Explaining bond interest or talking about an apple tree that bears fruit: Which approach to shedding light on yield is more illuminating for clients and prospects?
If you chose the apple version because it is easier to understand and less likely to make clients' eyes glaze over when discussing matters financial, then you understand why more advisers are turning to storytelling to explain financial concepts and enhance their marketing.
“Stories are a way to reach like-minded clients,” said Scott Slater, managing director of business consulting at Schwab Advisor Services. “I encourage advisers to be prepared to talk about what your value is, and weave into that a story about the kinds of clients you work best with and examples of the kind of work you have done.”
Although financial advisers are good with the so-called left-brain skills of facts and figures, it is the softer right-brain skills that establish an emotional connection with clients, Mr. Slater and others said.
Creating stories that showcase your abilities and the work you do gives clients something to pass along to potential referrals. Well-told stories that give examples of how you work and that offer analogies for difficult financial concepts tend to stick with clients and are more likely to be repeated than jargon-filled pitches.
Done right, it is a low-pressure way to get your current clients to tell their friends about you.
James Knight, chief operating officer of Vista Wealth Management LLC of Palo Alto, Calif., collects potential story ideas by asking the firm's advisers for examples of various ways that they have helped clients with difficult issues. The firm narrows the list down to four or five topics, which they develop into small case studies.
The process, which the firm has used for about three years, has made a “huge difference” in obtaining client referrals, he said.
“If you just ask for referrals, they go through their list of friends in their mind, but they don't really know what help they need,” Mr. Knight said. “If you use a story or case study and ask if they know anybody else who needs this specific help, it helps the client focus on who they might refer.”
To maximize the value of the extensive tax-planning experience of the founding principals of advisory firm Harris-SBSB, the firm holds monthly coaching sessions at which advisers role-play and tell their version of the firm's origin and culture, said managing director Pete Speros.

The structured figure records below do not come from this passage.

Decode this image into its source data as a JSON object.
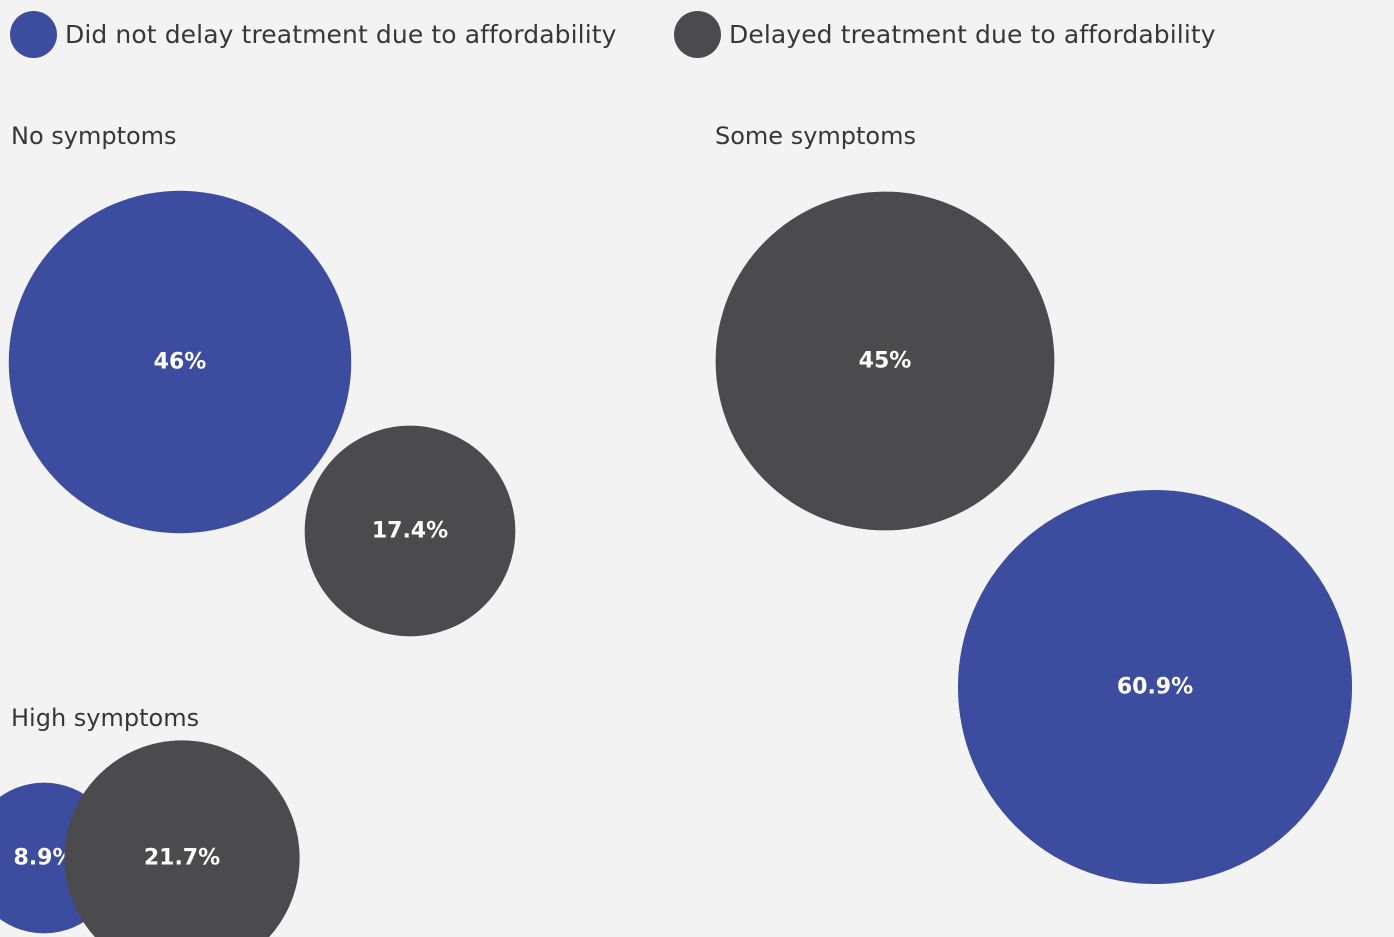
{
  "chart_data": {
    "type": "bubble",
    "legend": {
      "position": "top-left",
      "items": [
        {
          "name": "Did not delay treatment due to affordability",
          "color": "#3c4d9f"
        },
        {
          "name": "Delayed treatment due to affordability",
          "color": "#4b4b4d"
        }
      ]
    },
    "panels": [
      {
        "title": "No symptoms",
        "bubbles": [
          {
            "series": "Did not delay treatment due to affordability",
            "value": 46,
            "label": "46%"
          },
          {
            "series": "Delayed treatment due to affordability",
            "value": 17.4,
            "label": "17.4%"
          }
        ]
      },
      {
        "title": "Some symptoms",
        "bubbles": [
          {
            "series": "Delayed treatment due to affordability",
            "value": 45,
            "label": "45%"
          },
          {
            "series": "Did not delay treatment due to affordability",
            "value": 60.9,
            "label": "60.9%"
          }
        ]
      },
      {
        "title": "High symptoms",
        "bubbles": [
          {
            "series": "Did not delay treatment due to affordability",
            "value": 8.9,
            "label": "8.9%"
          },
          {
            "series": "Delayed treatment due to affordability",
            "value": 21.7,
            "label": "21.7%"
          }
        ]
      }
    ]
  }
}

Advisers then tell prospects the story when they meet for the first time.
“Advisers have the core pieces, and they put it in their own words, because nobody believes a memorized story,” said Mr. Speros, whose firm is a unit of BMO Financial Group.
GETTING REFERRALS
Advisers also practice telling stories about some of the firm's processes.

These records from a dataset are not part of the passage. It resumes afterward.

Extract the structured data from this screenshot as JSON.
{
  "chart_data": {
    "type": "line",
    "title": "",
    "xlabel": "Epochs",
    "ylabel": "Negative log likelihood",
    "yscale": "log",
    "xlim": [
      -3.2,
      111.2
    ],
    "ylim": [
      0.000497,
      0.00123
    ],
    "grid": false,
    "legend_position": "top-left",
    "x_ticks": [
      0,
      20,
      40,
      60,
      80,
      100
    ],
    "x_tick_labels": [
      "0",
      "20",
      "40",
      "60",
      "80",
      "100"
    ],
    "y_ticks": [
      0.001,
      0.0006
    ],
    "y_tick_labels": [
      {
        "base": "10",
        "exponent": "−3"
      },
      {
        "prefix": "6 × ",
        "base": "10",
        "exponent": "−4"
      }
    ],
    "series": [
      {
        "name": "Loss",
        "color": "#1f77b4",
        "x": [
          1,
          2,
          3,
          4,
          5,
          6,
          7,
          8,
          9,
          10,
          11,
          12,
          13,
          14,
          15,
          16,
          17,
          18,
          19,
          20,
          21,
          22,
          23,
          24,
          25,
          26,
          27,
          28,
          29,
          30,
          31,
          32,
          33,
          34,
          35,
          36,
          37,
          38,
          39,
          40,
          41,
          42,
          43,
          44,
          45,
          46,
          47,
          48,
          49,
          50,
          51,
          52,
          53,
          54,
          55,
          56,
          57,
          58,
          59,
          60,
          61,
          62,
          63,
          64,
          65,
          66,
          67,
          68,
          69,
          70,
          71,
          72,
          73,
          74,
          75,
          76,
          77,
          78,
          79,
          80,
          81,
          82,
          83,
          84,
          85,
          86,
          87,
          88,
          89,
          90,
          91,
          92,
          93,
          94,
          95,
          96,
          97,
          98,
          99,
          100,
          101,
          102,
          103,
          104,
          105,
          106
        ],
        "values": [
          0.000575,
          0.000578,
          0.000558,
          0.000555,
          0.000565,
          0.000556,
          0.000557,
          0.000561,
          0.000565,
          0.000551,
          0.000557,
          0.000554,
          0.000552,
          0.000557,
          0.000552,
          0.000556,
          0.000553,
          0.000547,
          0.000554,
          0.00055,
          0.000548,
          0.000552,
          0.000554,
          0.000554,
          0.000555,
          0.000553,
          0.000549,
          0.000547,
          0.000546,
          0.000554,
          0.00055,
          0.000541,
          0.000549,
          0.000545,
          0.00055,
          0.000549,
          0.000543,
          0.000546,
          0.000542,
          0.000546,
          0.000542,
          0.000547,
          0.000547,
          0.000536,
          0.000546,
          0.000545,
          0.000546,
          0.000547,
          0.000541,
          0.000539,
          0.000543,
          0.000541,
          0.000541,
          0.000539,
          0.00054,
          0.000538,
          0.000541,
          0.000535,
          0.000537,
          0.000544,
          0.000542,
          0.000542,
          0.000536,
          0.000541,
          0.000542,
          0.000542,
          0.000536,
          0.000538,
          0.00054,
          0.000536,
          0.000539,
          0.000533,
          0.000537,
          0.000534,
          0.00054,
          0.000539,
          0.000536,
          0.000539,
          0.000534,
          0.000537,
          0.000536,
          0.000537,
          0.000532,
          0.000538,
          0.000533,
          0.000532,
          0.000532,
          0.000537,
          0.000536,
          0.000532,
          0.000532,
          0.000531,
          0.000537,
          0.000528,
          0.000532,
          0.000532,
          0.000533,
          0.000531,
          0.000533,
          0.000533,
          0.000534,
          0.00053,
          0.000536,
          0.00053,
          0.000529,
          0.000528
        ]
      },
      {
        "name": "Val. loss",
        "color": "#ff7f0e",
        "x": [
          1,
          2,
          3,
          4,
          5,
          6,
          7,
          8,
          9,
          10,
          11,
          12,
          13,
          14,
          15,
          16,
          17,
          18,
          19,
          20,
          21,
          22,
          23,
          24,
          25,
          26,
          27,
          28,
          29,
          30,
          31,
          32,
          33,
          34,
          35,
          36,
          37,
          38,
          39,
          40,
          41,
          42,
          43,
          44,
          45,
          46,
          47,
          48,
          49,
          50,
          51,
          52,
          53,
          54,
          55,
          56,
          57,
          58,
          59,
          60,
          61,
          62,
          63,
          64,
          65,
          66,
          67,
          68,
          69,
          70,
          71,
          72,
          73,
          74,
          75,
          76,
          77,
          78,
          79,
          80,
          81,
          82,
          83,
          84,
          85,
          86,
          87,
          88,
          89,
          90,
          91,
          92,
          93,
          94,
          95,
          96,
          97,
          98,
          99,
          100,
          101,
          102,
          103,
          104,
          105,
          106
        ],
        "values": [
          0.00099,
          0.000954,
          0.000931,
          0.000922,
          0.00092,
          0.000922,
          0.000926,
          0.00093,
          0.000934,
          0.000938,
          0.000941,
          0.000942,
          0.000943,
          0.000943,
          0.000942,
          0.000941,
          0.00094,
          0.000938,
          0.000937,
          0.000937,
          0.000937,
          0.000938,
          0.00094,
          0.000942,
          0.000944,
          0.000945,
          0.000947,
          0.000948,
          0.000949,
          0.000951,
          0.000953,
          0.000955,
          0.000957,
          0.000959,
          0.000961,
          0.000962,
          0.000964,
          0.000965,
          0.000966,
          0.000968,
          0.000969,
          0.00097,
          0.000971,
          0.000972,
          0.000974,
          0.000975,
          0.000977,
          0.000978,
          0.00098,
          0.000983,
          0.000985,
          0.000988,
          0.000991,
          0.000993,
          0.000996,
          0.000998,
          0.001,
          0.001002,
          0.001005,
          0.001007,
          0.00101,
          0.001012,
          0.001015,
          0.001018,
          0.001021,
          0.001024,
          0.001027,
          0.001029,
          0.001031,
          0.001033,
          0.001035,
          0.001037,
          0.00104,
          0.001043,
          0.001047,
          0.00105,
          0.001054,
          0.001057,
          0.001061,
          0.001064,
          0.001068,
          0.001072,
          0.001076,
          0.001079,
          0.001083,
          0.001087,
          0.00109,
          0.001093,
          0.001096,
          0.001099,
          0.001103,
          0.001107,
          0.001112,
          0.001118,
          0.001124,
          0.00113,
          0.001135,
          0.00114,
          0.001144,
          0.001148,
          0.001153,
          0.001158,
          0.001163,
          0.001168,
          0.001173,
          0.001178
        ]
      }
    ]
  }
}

Mr. Spero calls it a gentle way of getting advisers comfortable with asking for referrals and closing new business.
“Most of our relationship managers worked completely on the service side of managing client relations and never had any business development responsibility,” he said.
In the first year they began developing stories, the firm focused on using the stories to encourage client referrals.

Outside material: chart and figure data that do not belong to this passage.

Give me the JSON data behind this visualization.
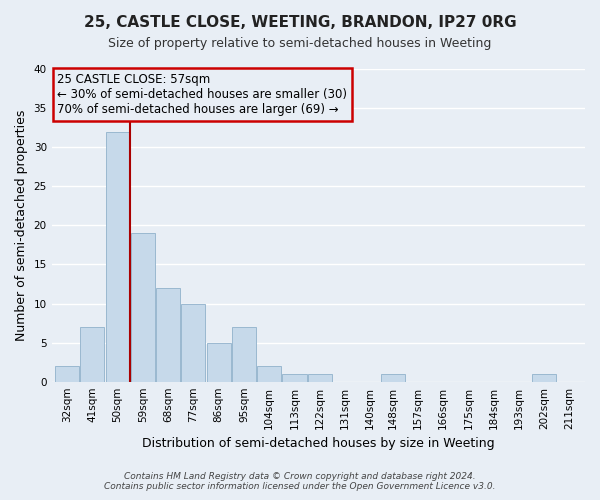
{
  "title": "25, CASTLE CLOSE, WEETING, BRANDON, IP27 0RG",
  "subtitle": "Size of property relative to semi-detached houses in Weeting",
  "xlabel": "Distribution of semi-detached houses by size in Weeting",
  "ylabel": "Number of semi-detached properties",
  "bin_labels": [
    "32sqm",
    "41sqm",
    "50sqm",
    "59sqm",
    "68sqm",
    "77sqm",
    "86sqm",
    "95sqm",
    "104sqm",
    "113sqm",
    "122sqm",
    "131sqm",
    "140sqm",
    "148sqm",
    "157sqm",
    "166sqm",
    "175sqm",
    "184sqm",
    "193sqm",
    "202sqm",
    "211sqm"
  ],
  "bin_left_edges": [
    32,
    41,
    50,
    59,
    68,
    77,
    86,
    95,
    104,
    113,
    122,
    131,
    140,
    148,
    157,
    166,
    175,
    184,
    193,
    202,
    211
  ],
  "bin_width": 9,
  "counts": [
    2,
    7,
    32,
    19,
    12,
    10,
    5,
    7,
    2,
    1,
    1,
    0,
    0,
    1,
    0,
    0,
    0,
    0,
    0,
    1,
    0
  ],
  "bar_color": "#c6d9ea",
  "bar_edge_color": "#9ab8d0",
  "property_label": "25 CASTLE CLOSE: 57sqm",
  "pct_smaller": 30,
  "pct_larger": 70,
  "n_smaller": 30,
  "n_larger": 69,
  "vline_color": "#aa0000",
  "annotation_box_edge_color": "#cc0000",
  "ylim": [
    0,
    40
  ],
  "yticks": [
    0,
    5,
    10,
    15,
    20,
    25,
    30,
    35,
    40
  ],
  "vline_x": 59,
  "footer_line1": "Contains HM Land Registry data © Crown copyright and database right 2024.",
  "footer_line2": "Contains public sector information licensed under the Open Government Licence v3.0.",
  "fig_bg_color": "#e8eef5",
  "plot_bg_color": "#e8eef5",
  "grid_color": "#ffffff",
  "title_fontsize": 11,
  "subtitle_fontsize": 9,
  "axis_label_fontsize": 9,
  "tick_fontsize": 7.5,
  "annotation_fontsize": 8.5,
  "footer_fontsize": 6.5
}
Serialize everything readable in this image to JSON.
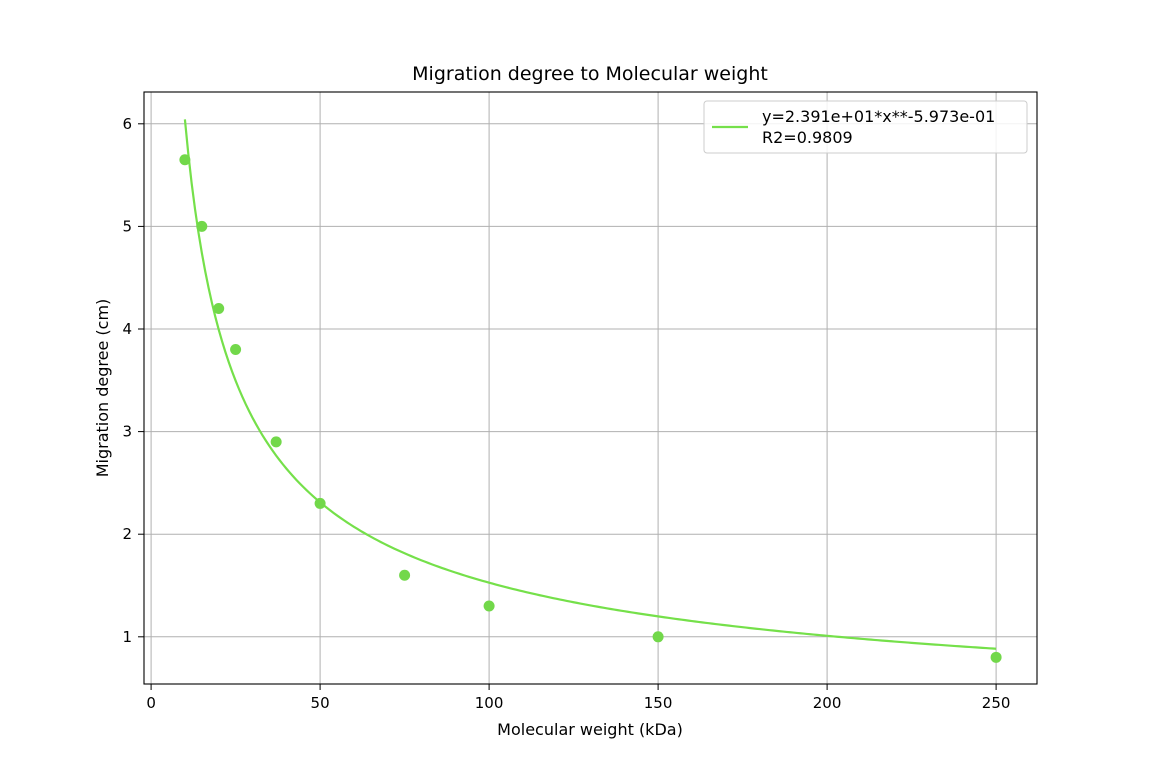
{
  "chart_data": {
    "type": "scatter",
    "title": "Migration degree to Molecular weight",
    "xlabel": "Molecular weight (kDa)",
    "ylabel": "Migration degree (cm)",
    "xlim": [
      -2.1,
      262.1
    ],
    "ylim": [
      0.54,
      6.31
    ],
    "xticks": [
      0,
      50,
      100,
      150,
      200,
      250
    ],
    "yticks": [
      1,
      2,
      3,
      4,
      5,
      6
    ],
    "grid": true,
    "legend_position": "top-right",
    "colors": {
      "fit_line": "#75e04a",
      "points": "#72d84a"
    },
    "series": [
      {
        "kind": "points",
        "x": [
          10,
          15,
          20,
          25,
          37,
          50,
          75,
          100,
          150,
          250
        ],
        "y": [
          5.65,
          5.0,
          4.2,
          3.8,
          2.9,
          2.3,
          1.6,
          1.3,
          1.0,
          0.8
        ]
      },
      {
        "kind": "fit",
        "name": "y=2.391e+01*x**-5.973e-01\nR2=0.9809",
        "coefficient": 23.91,
        "exponent": -0.5973,
        "x_range": [
          10,
          250
        ]
      }
    ],
    "legend": [
      "y=2.391e+01*x**-5.973e-01",
      "R2=0.9809"
    ]
  }
}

“Anyone who tells you they are 100% comfortable with asking for client referrals is not being honest,” Mr. Spero said.
Storytelling “eased us into it,” he said.
The stories also work when prospecting opportunities such as social events.
“We can informally talk about our value proposition and what we do,” Mr. Spero said.
Good stories can't just be tossed off randomly. Experts suggest practicing stories on others to make sure that they flow well and are free of jargon.
“People don't argue with stories; they interpret them,” said Mitch Anthony, co-author with Scott West of two books about the subject, including “Storyselling for Financial Advisors: How Top Producers Sell” (Kaplan Publishing, 2000).
“Analogies and metaphors are based on brain science; there is emotion attached,” he said. “Good stories bring clarity, and people repeat them.”
Beginners often put too much detail into stories, which makes them hard to remember, Mr. Knight said.
“It is best to keep stories very simple and easy for clients to follow,” he said.
In addition to case-study-type stories, Mr. Anthony recommends developing analogies and meta-phors to explain financial concepts that many people don't understand, such as using an apple tree to explain bond interest.
ESTABLISHING A RAPPORT
Robert A. Caldwell, an adviser in Jackson, Tenn., tailors his approach to each client, noting that if he can get them to laugh, he establishes good rapport.
He has helped many clients with estate planning, and uses stories to explain how different approaches have worked out.
One story that Mr. Caldwell tells about the risks of favoritism is about a father who left the majority of his estate to his son. His two daughters, who took care of him in his last days, felt hurt, but they understood and accepted their father's old-fashioned values.
Surprisingly, it was the son who rejected his sisters, perhaps out of guilt over how things were settled.
For too many advisers, conversations are about facts, said Mr. West, head of Invesco Van Kampen Consulting.
“The industry has always appealed to the wrong side of the brain,” he said.
“Advisers should start by asking questions to find out a client's interests and then use stories about that. Clients are drawn to advisers who take this approach.”